A mais curta história de Ficção Científica V

estrela-do-marApós tantos anos de espera, finalmente a humanidade seria agraciada com o tão sonhado encontro marcado com uma civilização extraterrestre avançada, vinda diretamente de uma galáxia distante. O mundo inteiro foi informado de que o famoso disco dourado enviado há anos por uma sonda terrestre finalmente havia sido encontrado.
Os governos se prepararam para a chegada dos visitantes e declararam aquele dia como especial, posteriormente sendo transformado em um feriado mundial. Naquele dia literalmente a Terra parou. Um estrondo alto semelhante ao som de trovões foi ouvido e em meio a relâmpagos, a gigantesca nave em forma de estrela do mar surgiu. De um facho de luz direcionado ao palco, montado ao redor da multidão histérica, um ser de aparência esguia com pequenos olhos a frente de uma cabeça alongada, desceu. Seu corpo cinza refletia o brilho dos refletores.

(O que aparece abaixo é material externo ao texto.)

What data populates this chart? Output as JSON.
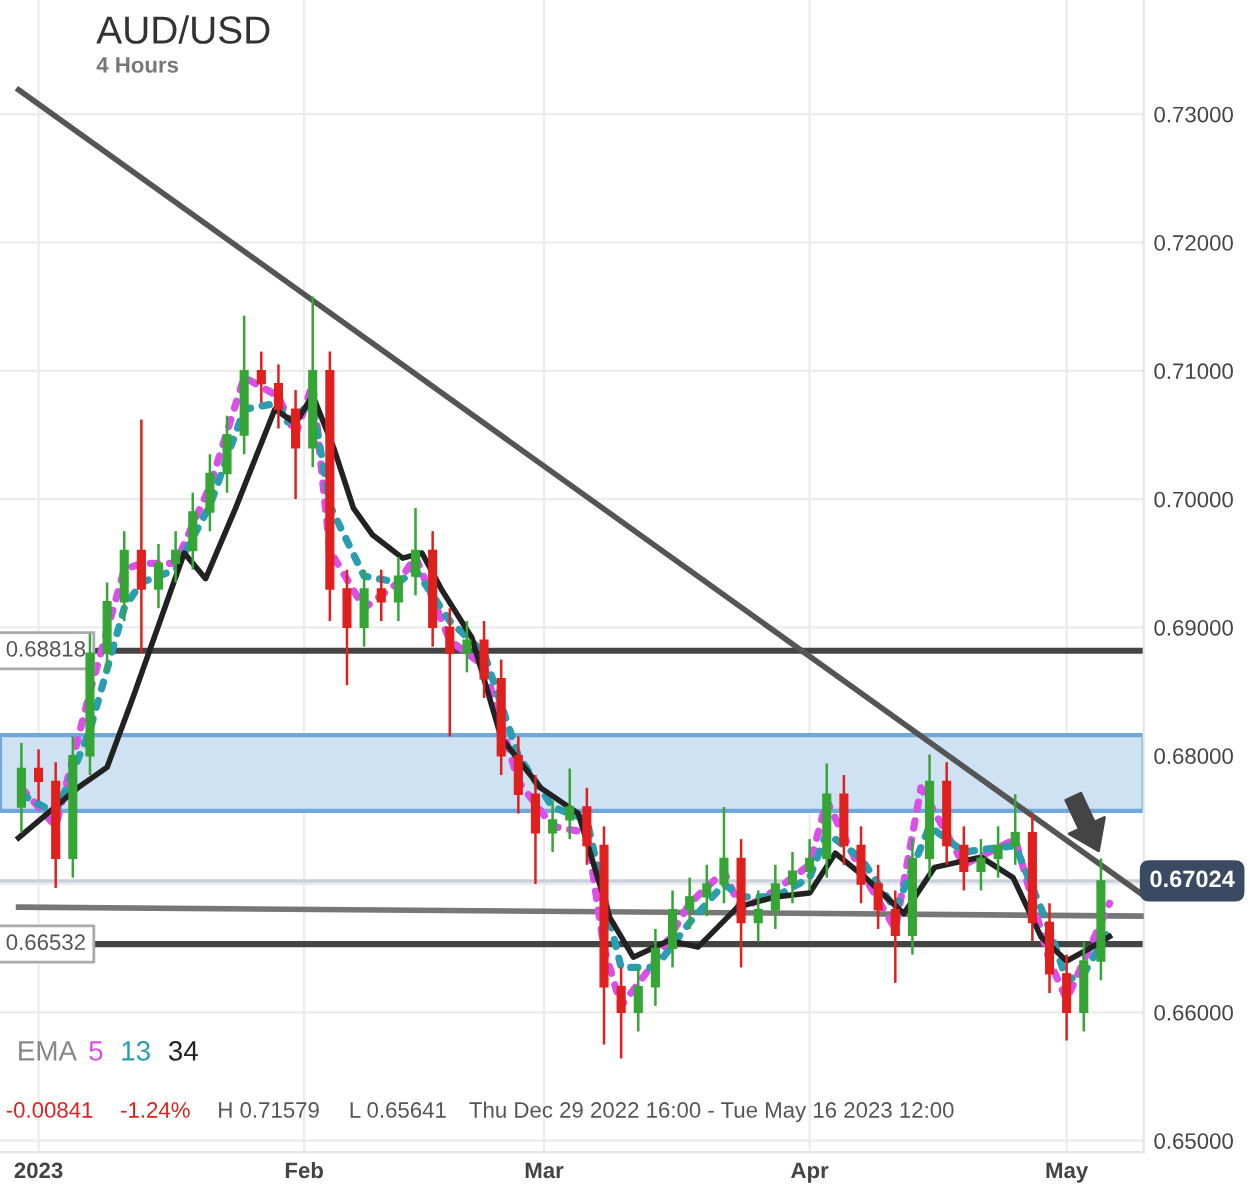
{
  "chart_data": {
    "type": "candlestick",
    "title": "AUD/USD",
    "subtitle": "4 Hours",
    "xlim": [
      "2022-12-27T12:00",
      "2023-05-10"
    ],
    "ylim": [
      0.6491,
      0.7389
    ],
    "xticks": [
      {
        "value": "2023-01-01",
        "label": "2023"
      },
      {
        "value": "2023-02-01",
        "label": "Feb"
      },
      {
        "value": "2023-03-01",
        "label": "Mar"
      },
      {
        "value": "2023-04-01",
        "label": "Apr"
      },
      {
        "value": "2023-05-01",
        "label": "May"
      }
    ],
    "yticks": [
      {
        "value": 0.65,
        "label": "0.65000"
      },
      {
        "value": 0.66,
        "label": "0.66000"
      },
      {
        "value": 0.67,
        "label": null
      },
      {
        "value": 0.68,
        "label": "0.68000"
      },
      {
        "value": 0.69,
        "label": "0.69000"
      },
      {
        "value": 0.7,
        "label": "0.70000"
      },
      {
        "value": 0.71,
        "label": "0.71000"
      },
      {
        "value": 0.72,
        "label": "0.72000"
      },
      {
        "value": 0.73,
        "label": "0.73000"
      }
    ],
    "grid": true,
    "legend": "bottom left",
    "legend_title": "EMA",
    "x": [
      "2022-12-30",
      "2023-01-01",
      "2023-01-03",
      "2023-01-05",
      "2023-01-07",
      "2023-01-09",
      "2023-01-11",
      "2023-01-13",
      "2023-01-15",
      "2023-01-17",
      "2023-01-19",
      "2023-01-21",
      "2023-01-23",
      "2023-01-25",
      "2023-01-27",
      "2023-01-29",
      "2023-01-31",
      "2023-02-02",
      "2023-02-04",
      "2023-02-06",
      "2023-02-08",
      "2023-02-10",
      "2023-02-12",
      "2023-02-14",
      "2023-02-16",
      "2023-02-18",
      "2023-02-20",
      "2023-02-22",
      "2023-02-24",
      "2023-02-26",
      "2023-02-28",
      "2023-03-02",
      "2023-03-04",
      "2023-03-06",
      "2023-03-08",
      "2023-03-10",
      "2023-03-12",
      "2023-03-14",
      "2023-03-16",
      "2023-03-18",
      "2023-03-20",
      "2023-03-22",
      "2023-03-24",
      "2023-03-26",
      "2023-03-28",
      "2023-03-30",
      "2023-04-01",
      "2023-04-03",
      "2023-04-05",
      "2023-04-07",
      "2023-04-09",
      "2023-04-11",
      "2023-04-13",
      "2023-04-15",
      "2023-04-17",
      "2023-04-19",
      "2023-04-21",
      "2023-04-23",
      "2023-04-25",
      "2023-04-27",
      "2023-04-29",
      "2023-05-01",
      "2023-05-03",
      "2023-05-05"
    ],
    "ohlc": [
      [
        0.676,
        0.681,
        0.674,
        0.679
      ],
      [
        0.679,
        0.6805,
        0.6765,
        0.678
      ],
      [
        0.678,
        0.6795,
        0.6697,
        0.672
      ],
      [
        0.672,
        0.6815,
        0.6705,
        0.68
      ],
      [
        0.68,
        0.6895,
        0.6785,
        0.688
      ],
      [
        0.688,
        0.6935,
        0.6865,
        0.692
      ],
      [
        0.692,
        0.6975,
        0.6905,
        0.696
      ],
      [
        0.696,
        0.7062,
        0.688,
        0.693
      ],
      [
        0.693,
        0.6965,
        0.6915,
        0.695
      ],
      [
        0.695,
        0.6975,
        0.6935,
        0.696
      ],
      [
        0.696,
        0.7005,
        0.6945,
        0.699
      ],
      [
        0.699,
        0.7035,
        0.6975,
        0.702
      ],
      [
        0.702,
        0.7065,
        0.7005,
        0.705
      ],
      [
        0.705,
        0.7143,
        0.7035,
        0.71
      ],
      [
        0.71,
        0.7115,
        0.7075,
        0.709
      ],
      [
        0.709,
        0.7105,
        0.7055,
        0.707
      ],
      [
        0.707,
        0.7085,
        0.7,
        0.704
      ],
      [
        0.704,
        0.71579,
        0.7025,
        0.71
      ],
      [
        0.71,
        0.7115,
        0.6905,
        0.693
      ],
      [
        0.693,
        0.6945,
        0.6855,
        0.69
      ],
      [
        0.69,
        0.6945,
        0.6885,
        0.693
      ],
      [
        0.693,
        0.6945,
        0.6905,
        0.692
      ],
      [
        0.692,
        0.6955,
        0.6905,
        0.694
      ],
      [
        0.694,
        0.6993,
        0.6925,
        0.696
      ],
      [
        0.696,
        0.6975,
        0.6885,
        0.69
      ],
      [
        0.69,
        0.6915,
        0.6815,
        0.688
      ],
      [
        0.688,
        0.6905,
        0.6865,
        0.689
      ],
      [
        0.689,
        0.6905,
        0.6845,
        0.686
      ],
      [
        0.686,
        0.6875,
        0.6785,
        0.68
      ],
      [
        0.68,
        0.6815,
        0.6755,
        0.677
      ],
      [
        0.677,
        0.6785,
        0.67,
        0.674
      ],
      [
        0.674,
        0.6765,
        0.6725,
        0.675
      ],
      [
        0.675,
        0.679,
        0.6735,
        0.676
      ],
      [
        0.676,
        0.6775,
        0.6715,
        0.673
      ],
      [
        0.673,
        0.6745,
        0.6575,
        0.662
      ],
      [
        0.662,
        0.6635,
        0.65641,
        0.66
      ],
      [
        0.66,
        0.6635,
        0.6585,
        0.662
      ],
      [
        0.662,
        0.6665,
        0.6605,
        0.665
      ],
      [
        0.665,
        0.6695,
        0.6635,
        0.668
      ],
      [
        0.668,
        0.6705,
        0.6665,
        0.669
      ],
      [
        0.669,
        0.6715,
        0.6675,
        0.67
      ],
      [
        0.67,
        0.676,
        0.6685,
        0.672
      ],
      [
        0.672,
        0.6735,
        0.6635,
        0.667
      ],
      [
        0.667,
        0.6695,
        0.6655,
        0.668
      ],
      [
        0.668,
        0.6715,
        0.6665,
        0.67
      ],
      [
        0.67,
        0.6725,
        0.6685,
        0.671
      ],
      [
        0.671,
        0.6735,
        0.6695,
        0.672
      ],
      [
        0.672,
        0.6794,
        0.6705,
        0.677
      ],
      [
        0.677,
        0.6785,
        0.6715,
        0.673
      ],
      [
        0.673,
        0.6745,
        0.6685,
        0.67
      ],
      [
        0.67,
        0.6715,
        0.6665,
        0.668
      ],
      [
        0.668,
        0.6695,
        0.6623,
        0.666
      ],
      [
        0.666,
        0.6735,
        0.6645,
        0.672
      ],
      [
        0.672,
        0.6801,
        0.6705,
        0.678
      ],
      [
        0.678,
        0.6795,
        0.6715,
        0.673
      ],
      [
        0.673,
        0.6745,
        0.6695,
        0.671
      ],
      [
        0.671,
        0.6735,
        0.6695,
        0.672
      ],
      [
        0.672,
        0.6745,
        0.6705,
        0.673
      ],
      [
        0.673,
        0.677,
        0.6715,
        0.674
      ],
      [
        0.674,
        0.6755,
        0.6655,
        0.667
      ],
      [
        0.667,
        0.6685,
        0.6615,
        0.663
      ],
      [
        0.663,
        0.6645,
        0.6578,
        0.66
      ],
      [
        0.66,
        0.6655,
        0.6585,
        0.664
      ],
      [
        0.664,
        0.672,
        0.6625,
        0.67024
      ]
    ],
    "series": [
      {
        "type": "line",
        "color": "#555555",
        "x": [
          "2022-12-29T16:00",
          "2023-05-10"
        ],
        "values": [
          0.7319,
          0.6691
        ]
      },
      {
        "type": "line",
        "color": "#777777",
        "x": [
          "2022-12-29T16:00",
          "2023-05-10"
        ],
        "values": [
          0.6682,
          0.6675
        ]
      },
      {
        "type": "line",
        "name": "5",
        "color": "#d94fe8",
        "line_style": "dotted",
        "x": [
          "2022-12-30",
          "2023-01-03",
          "2023-01-07",
          "2023-01-11",
          "2023-01-13",
          "2023-01-17",
          "2023-01-21",
          "2023-01-25",
          "2023-01-29",
          "2023-01-31",
          "2023-02-02",
          "2023-02-04",
          "2023-02-08",
          "2023-02-12",
          "2023-02-14",
          "2023-02-18",
          "2023-02-22",
          "2023-02-26",
          "2023-03-02",
          "2023-03-06",
          "2023-03-08",
          "2023-03-10",
          "2023-03-14",
          "2023-03-18",
          "2023-03-22",
          "2023-03-24",
          "2023-03-28",
          "2023-04-01",
          "2023-04-03",
          "2023-04-07",
          "2023-04-11",
          "2023-04-14",
          "2023-04-19",
          "2023-04-25",
          "2023-04-29",
          "2023-05-01",
          "2023-05-03",
          "2023-05-06"
        ],
        "values": [
          0.6775,
          0.6745,
          0.685,
          0.6945,
          0.695,
          0.695,
          0.701,
          0.7095,
          0.708,
          0.705,
          0.709,
          0.696,
          0.6915,
          0.6935,
          0.6955,
          0.689,
          0.687,
          0.678,
          0.6745,
          0.674,
          0.665,
          0.6605,
          0.664,
          0.6685,
          0.671,
          0.668,
          0.6695,
          0.6715,
          0.6765,
          0.671,
          0.6665,
          0.6775,
          0.6715,
          0.6735,
          0.664,
          0.661,
          0.664,
          0.6685
        ]
      },
      {
        "type": "line",
        "name": "13",
        "color": "#2a9db0",
        "line_style": "dotted",
        "x": [
          "2022-12-30",
          "2023-01-03",
          "2023-01-07",
          "2023-01-11",
          "2023-01-13",
          "2023-01-17",
          "2023-01-21",
          "2023-01-25",
          "2023-01-29",
          "2023-01-30",
          "2023-02-02",
          "2023-02-04",
          "2023-02-08",
          "2023-02-12",
          "2023-02-14",
          "2023-02-18",
          "2023-02-22",
          "2023-02-26",
          "2023-03-02",
          "2023-03-06",
          "2023-03-08",
          "2023-03-10",
          "2023-03-14",
          "2023-03-18",
          "2023-03-22",
          "2023-03-24",
          "2023-03-28",
          "2023-04-01",
          "2023-04-03",
          "2023-04-07",
          "2023-04-11",
          "2023-04-15",
          "2023-04-19",
          "2023-04-25",
          "2023-04-29",
          "2023-05-01",
          "2023-05-03",
          "2023-05-06"
        ],
        "values": [
          0.677,
          0.6755,
          0.682,
          0.6915,
          0.6935,
          0.6945,
          0.6995,
          0.707,
          0.7075,
          0.706,
          0.7075,
          0.6995,
          0.694,
          0.6935,
          0.6945,
          0.6905,
          0.688,
          0.68,
          0.676,
          0.675,
          0.669,
          0.6635,
          0.6635,
          0.667,
          0.67,
          0.669,
          0.669,
          0.6705,
          0.674,
          0.672,
          0.668,
          0.6745,
          0.6725,
          0.673,
          0.6665,
          0.6625,
          0.663,
          0.6665
        ]
      },
      {
        "type": "line",
        "name": "34",
        "color": "#222222",
        "line_style": "solid",
        "x": [
          "2022-12-29T16:00",
          "2023-01-05T14:00",
          "2023-01-09",
          "2023-01-12",
          "2023-01-18",
          "2023-01-20T12:00",
          "2023-01-24",
          "2023-01-28T14:00",
          "2023-01-31",
          "2023-02-02",
          "2023-02-04T12:00",
          "2023-02-06T18:00",
          "2023-02-09",
          "2023-02-12T12:00",
          "2023-02-14T18:00",
          "2023-02-17",
          "2023-02-20T14:00",
          "2023-02-24",
          "2023-02-28T14:00",
          "2023-03-05",
          "2023-03-08T16:00",
          "2023-03-11T10:00",
          "2023-03-15T14:00",
          "2023-03-19",
          "2023-03-23T14:00",
          "2023-03-28",
          "2023-04-01",
          "2023-04-04",
          "2023-04-07T12:00",
          "2023-04-12",
          "2023-04-15T14:00",
          "2023-04-21",
          "2023-04-24T18:00",
          "2023-04-28",
          "2023-05-01",
          "2023-05-04",
          "2023-05-06"
        ],
        "values": [
          0.6736,
          0.6775,
          0.6791,
          0.6845,
          0.6958,
          0.6938,
          0.6993,
          0.707,
          0.7059,
          0.7081,
          0.7039,
          0.6993,
          0.6972,
          0.6954,
          0.6958,
          0.693,
          0.6892,
          0.6814,
          0.6775,
          0.6755,
          0.6674,
          0.6643,
          0.6656,
          0.6651,
          0.6682,
          0.669,
          0.6693,
          0.6724,
          0.6705,
          0.6677,
          0.6713,
          0.6721,
          0.6705,
          0.6659,
          0.664,
          0.6651,
          0.6659
        ]
      }
    ],
    "bands": [
      {
        "axis": "y",
        "from": 0.6757,
        "to": 0.6816,
        "color": "#cfe2f3"
      }
    ],
    "ref_lines": [
      {
        "axis": "y",
        "value": 0.68818,
        "label": "0.68818",
        "color": "#444444"
      },
      {
        "axis": "y",
        "value": 0.66532,
        "label": "0.66532",
        "color": "#444444"
      },
      {
        "axis": "y",
        "value": 0.67024,
        "label": "0.67024",
        "color": "#c9cfdc"
      }
    ],
    "annotations": [
      "-0.00841",
      "-1.24%",
      "H 0.71579",
      "L 0.65641",
      "Thu Dec 29 2022 16:00 - Tue May 16 2023 12:00"
    ]
  }
}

Ele fez menção de que ia falar e toda multidão foi silenciada. Todos queriam ouvir as palavras “inspiradoras” que sairiam da boca do representante de uma nova raça. Aquele momento entraria para a história. Todos estavam muitíssimos entusiasmados. Ele segurou o microfone e disse:
“ – Muito bem. Quero saber quem de vocês enviou esta porcaria feita de ouro e quem irá pagar os prejuízos. Este treco colidiu em alta velocidade com minha nave, a qual foi despressurizada. Fui obrigado a fazer um pouso de emergência em um planeta cheio de plantas carnívoras gigantes! Perdi dois braços, mas sobrevivi. Por sorte a nave de fuga ainda funcionava. Quando cheguei ao cinturão de nossa fortaleza percebi que o disco estava preso ao casco da nave. Ele refletiu todos os nossos sistemas de laser e escudo e os direcionou para as cidades. Foi um show de luzes (e destruição)! Fui expulso do planeta e me encarregaram de achar o culpado. Ah! E também quero saber quem foi o espertinho que me vendeu um playstation 2 com um chip clonado da última vez que estive aqui... E vamos logo com isso, porque tenho outros planetas para dizimar...”
Com certeza, foi inesquecível. E esta é a última coisa que me lembro.